“L’anglais ne joue pas du tout un rôle de langue d’unité”

Florentin Vincke
Sois bilingue et tais-toi
3 min readJun 26, 2017

L’anglais occupe une place de choix partout en Belgique, et surtout à Bruxelles, berceau des institutions européennes. La langue de Shakespeare pourrait-elle dès lors devenir un jour langue officielle de la Belgique ? Non, estime le linguiste belge Jean-Marie Klinkenberg, qui la conçoit davantage comme une langue de communication.

Pour Jean-Marie Klinkenberg, “l’anglais joue un rôle de “lingua franca”, de langue de communication”. © Ges-USP

Quels rapports entretiennent les Belges avec l’anglais ?

Jean-Marie Klinkenberg : D’une part, l’anglais sert de langue neutre dans les rapports Flamands-Wallons. Par exemple, à la mer, les gens qui louent des immeubles ont intérêt à leur donner un nom anglais pour ne pas se priver d’une partie de la clientèle.
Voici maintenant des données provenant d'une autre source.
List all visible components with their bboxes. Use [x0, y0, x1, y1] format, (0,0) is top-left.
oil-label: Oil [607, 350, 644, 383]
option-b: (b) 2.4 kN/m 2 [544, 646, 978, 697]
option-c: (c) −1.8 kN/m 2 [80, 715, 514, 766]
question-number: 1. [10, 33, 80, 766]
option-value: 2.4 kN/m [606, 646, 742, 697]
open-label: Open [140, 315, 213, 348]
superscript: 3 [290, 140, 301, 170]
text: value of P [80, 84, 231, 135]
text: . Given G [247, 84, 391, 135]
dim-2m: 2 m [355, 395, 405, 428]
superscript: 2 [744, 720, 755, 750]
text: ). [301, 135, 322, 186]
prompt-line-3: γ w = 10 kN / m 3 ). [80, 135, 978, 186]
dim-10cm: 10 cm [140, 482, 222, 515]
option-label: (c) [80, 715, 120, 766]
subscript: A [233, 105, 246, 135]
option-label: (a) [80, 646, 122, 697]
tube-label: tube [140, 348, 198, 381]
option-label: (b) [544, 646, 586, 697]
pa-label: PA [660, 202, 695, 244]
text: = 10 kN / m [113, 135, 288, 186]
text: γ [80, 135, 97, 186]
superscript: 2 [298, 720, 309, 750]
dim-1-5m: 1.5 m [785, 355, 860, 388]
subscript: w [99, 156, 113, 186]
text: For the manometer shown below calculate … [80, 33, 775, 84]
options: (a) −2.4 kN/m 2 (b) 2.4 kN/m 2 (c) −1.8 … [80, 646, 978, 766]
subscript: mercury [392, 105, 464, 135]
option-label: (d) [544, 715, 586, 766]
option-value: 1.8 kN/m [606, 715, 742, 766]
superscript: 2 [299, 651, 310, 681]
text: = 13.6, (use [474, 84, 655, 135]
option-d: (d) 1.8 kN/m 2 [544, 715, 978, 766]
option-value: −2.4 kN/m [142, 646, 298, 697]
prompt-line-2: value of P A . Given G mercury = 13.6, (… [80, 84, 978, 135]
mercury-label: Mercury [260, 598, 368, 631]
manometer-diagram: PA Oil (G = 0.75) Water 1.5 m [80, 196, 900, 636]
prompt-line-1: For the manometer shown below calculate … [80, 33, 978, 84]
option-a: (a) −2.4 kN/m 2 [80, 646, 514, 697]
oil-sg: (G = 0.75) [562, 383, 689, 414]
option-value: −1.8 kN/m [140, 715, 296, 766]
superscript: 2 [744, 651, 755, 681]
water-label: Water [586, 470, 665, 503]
D’autre part, de plus en plus de parents veulent inscrire leurs enfants dans des établissements où ils apprendront l’anglais.

Cette relation va-t-elle évoluer ?

Klinkenberg : L’anglicisme va continuer à se développer dans des civilisations extrêmement urbaines, et la Belgique est un des pays les plus urbanisés qui soit. Pourtant, à plus long terme, l’évolution de la place des langues dans le monde n’est pas tout à fait favorable à l’anglais. Il y a des projections démographiques, économiques, etc. qui indiquent qu’aux alentours de 2050, plus aucune langue n’aura la position monopolistique dont jouit l’anglais aujourd’hui.
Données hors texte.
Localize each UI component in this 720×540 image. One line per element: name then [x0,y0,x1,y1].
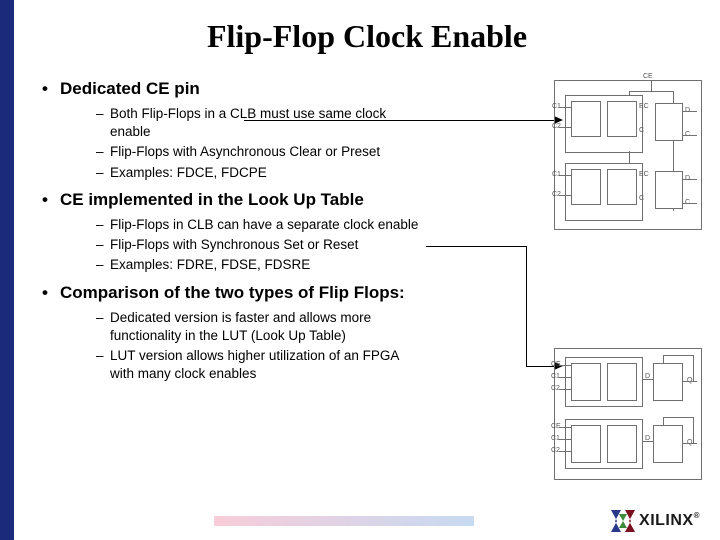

Nos langues nationales ont-elles du souci à se faire ?

Klinkenberg : Je pense qu’il y a une sorte de laisser-aller belge, qui fait d’ailleurs partie de l’idée qu’on se fait de la Belgique comme étant un pays pragmatique. Je crois qu’il y a une certaine pente vers la facilité de l’anglais qui est due à ce pragmatisme.

Ce laisser-aller, c’est le néerlandais et le français qui “se font manger” par l’anglais ?

Klinkenberg : Oui, c’est ça. D’autant plus que les néerlandophones et les francophones ont des attitudes relativement différentes vis-à-vis de l’anglais, mais qui convergent vers un même résultat. Tout d’abord, les flamands sont beaucoup plus branchés que nous sur la culture anglo-saxonne. Ensuite, pour les Belges francophones, c’est la France qui est responsable du français. L’idée que la Belgique ait un quelconque rôle à jouer dans une résistance à l’anglicisation y est donc assez faible.

L’anglais pourrait devenir une langue nationale de la Belgique ?

Klinkenberg : Non, il me semble qu’on n’en prend pas le chemin. Quand je dis que l’anglais est très présent, c’est à titre de langue de travail. Beaucoup de gens sont en contact avec cette langue dans leurs boites, mais quand ils rentrent chez eux, ils parlent français ou néerlandais.

Cette langue “commune” pourrait rapprocher Wallons et Flamands dans un climat séparatiste ?

Klinkenberg : Je ne sais pas si la question d’un séparatisme est liée à la langue. C’est d’abord dû à un impératif économique. L’anglais joue un rôle de lingua franca, de langue de communication, mais pas du tout de langue d’unité ou de sensibilité. Donc, dans la mesure où francophones et flamands ont intérêt à se parler, on en verra de plus en plus communiquer en anglais, c’est évident. Mais ce n’est pas nécessairement un phénomène qui va avoir une répercussion sur la constitution de la Belgique.